Data Sheet 4_XueBiJing injection reduced mortality in sepsis patients with diabetes.pdf

IntroductionSepsis patients with diabetes are at a high clinical risk. It is well reported that XueBiJing injection has good clinical benefit in sepsis individuals. However, there is no relevant report about the efficacy and safety of XBJ in sepsis patients with comorbid diabetes. MethodsData of two large randomized controlled clinical trials (XBJ-SAP (ChiCTR-TRC-13003534) and EXIT-SEP (NCT0323874)) were combined, and post hoc analyses were performed. Sepsis patients with diabetes were further divided into the XBJ-treated group and placebo group based on inclusion and exclusion criteria. The primary (28-day mortality) and secondary outcomes (mortality in the ICU and in the post-randomization hospital, acute physiology, and chronic health evaluation II (APACHE II) score and sequential organ failure assessment (SOFA) score) were compared between the XBJ treatment and placebo groups in sepsis patients with the diabetes status at baseline. Moreover, the occurrence of adverse events (AEs) was also assessed. ResultsAt the study baseline, a total of 378 sepsis patients (227 men [60.0%] and 151 women [40.0%]; mean [SD] age, 60.3 [11.1] years) were considered to have diabetes, of which 177 received XBJ and 201 received placebo administration. Among these sepsis patients with diabetes, the mortality at 28 days was significantly lower in the XBJ group than in the placebo group (29 of 173 patients [16.8%] vs. 56 of 198 patients [28.3%], P = 0.01), and the absolute risk difference was 11.5% (95% CI, 3.1%–19.9%). Furthermore, there was no difference in the overall incidence of adverse events (AEs) when XBJ was used (24.4% [42 of 172 patients] vs. 27.7% [54 of 195 patients]. DiscussionThe present study underscores the pivotal role of XBJ in modulating the immune response among sepsis patients suffering from diabetes mellitus, exploring the positive effects of XBJ on sepsis patients with diabetes mellitus. The efficacy and safety of XBJ compared with those of the placebo were consistent with the overall trial findings, demonstrating that XBJ is efficacious in sepsis patients with diabetes and suggesting that there is no need for special safety precautions. Trial Registration IdentifierChiCTR-TRC-13003534 and NCT0323874.

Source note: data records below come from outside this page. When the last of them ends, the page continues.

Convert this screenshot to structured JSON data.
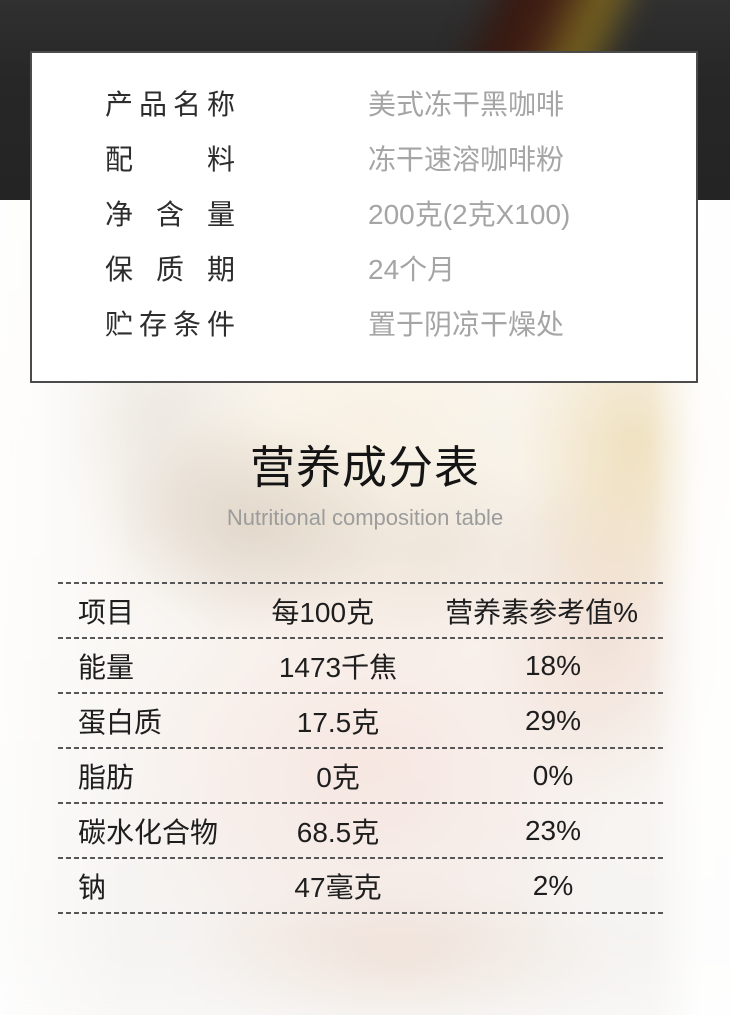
{
  "product": {
    "rows": [
      {
        "label": "产品名称",
        "value": "美式冻干黑咖啡"
      },
      {
        "label": "配料",
        "value": "冻干速溶咖啡粉"
      },
      {
        "label": "净含量",
        "value": "200克(2克X100)"
      },
      {
        "label": "保质期",
        "value": "24个月"
      },
      {
        "label": "贮存条件",
        "value": "置于阴凉干燥处"
      }
    ]
  },
  "nutrition": {
    "title": "营养成分表",
    "subtitle": "Nutritional composition table",
    "table": {
      "headers": [
        "项目",
        "每100克",
        "营养素参考值%"
      ],
      "rows": [
        {
          "item": "能量",
          "per100g": "1473千焦",
          "nrv": "18%"
        },
        {
          "item": "蛋白质",
          "per100g": "17.5克",
          "nrv": "29%"
        },
        {
          "item": "脂肪",
          "per100g": "0克",
          "nrv": "0%"
        },
        {
          "item": "碳水化合物",
          "per100g": "68.5克",
          "nrv": "23%"
        },
        {
          "item": "钠",
          "per100g": "47毫克",
          "nrv": "2%"
        }
      ]
    }
  },
  "colors": {
    "dark_band": "#272727",
    "card_border": "#4b4b4b",
    "label_text": "#2d2d2d",
    "value_text": "#a5a5a5",
    "title_text": "#141414",
    "subtitle_text": "#9c9c9c",
    "dash_line": "#565656"
  }
}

引言 合并糖尿病的脓毒症患者临床风险较高。已有研究证实，血必净注射液(XueBiJing injection)对脓毒症患者具有良好的临床获益，但目前尚无关于血必净（XBJ）在合并糖尿病的脓毒症患者中疗效与安全性的相关报道。 方法 合并两项大型随机对照临床试验（XBJ-SAP（ChiCTR-TRC-13003534）与EXIT-SEP（NCT0323874））的数据，开展事后分析。依据纳入排除标准，将合并糖尿病的脓毒症患者进一步分为血必净治疗组与安慰剂组。以基线合并糖尿病状态的脓毒症患者为研究对象，比较两组的主要结局指标（28天死亡率）与次要结局指标（ICU死亡率、随机化后住院死亡率、急性生理学与慢性健康状况评分系统Ⅱ（APACHE Ⅱ）评分及序贯器官衰竭评估（SOFA）评分），同时评估不良事件（AEs）的发生情况。 结果 研究基线时，共纳入378例合并糖尿病的脓毒症患者（男性227例，占60.0%；女性151例，占40.0%；平均年龄[标准差]为60.3[11.1]岁），其中177例接受血必净治疗，201例接受安慰剂给药。在该群体中，血必净组28天死亡率显著低于安慰剂组（173例患者中29例[16.8%] vs 198例患者中56例[28.3%]，P=0.01），绝对风险差为11.5%（95%置信区间3.1%~19.9%）。此外，两组不良事件总发生率无显著差异（血必净组：172例患者中42例[24.4%]；安慰剂组：195例患者中54例[27.7%]）。 讨论 本研究凸显了血必净在调节合并糖尿病脓毒症患者免疫反应中的关键作用，探讨了血必净对该类患者的积极治疗效果。血必净与安慰剂的疗效及安全性与整体试验结果一致，证实血必净对合并糖尿病的脓毒症患者具有临床疗效，且无需采取特殊安全防护措施。 试验注册编号 ChiCTR-TRC-13003534与NCT0323874。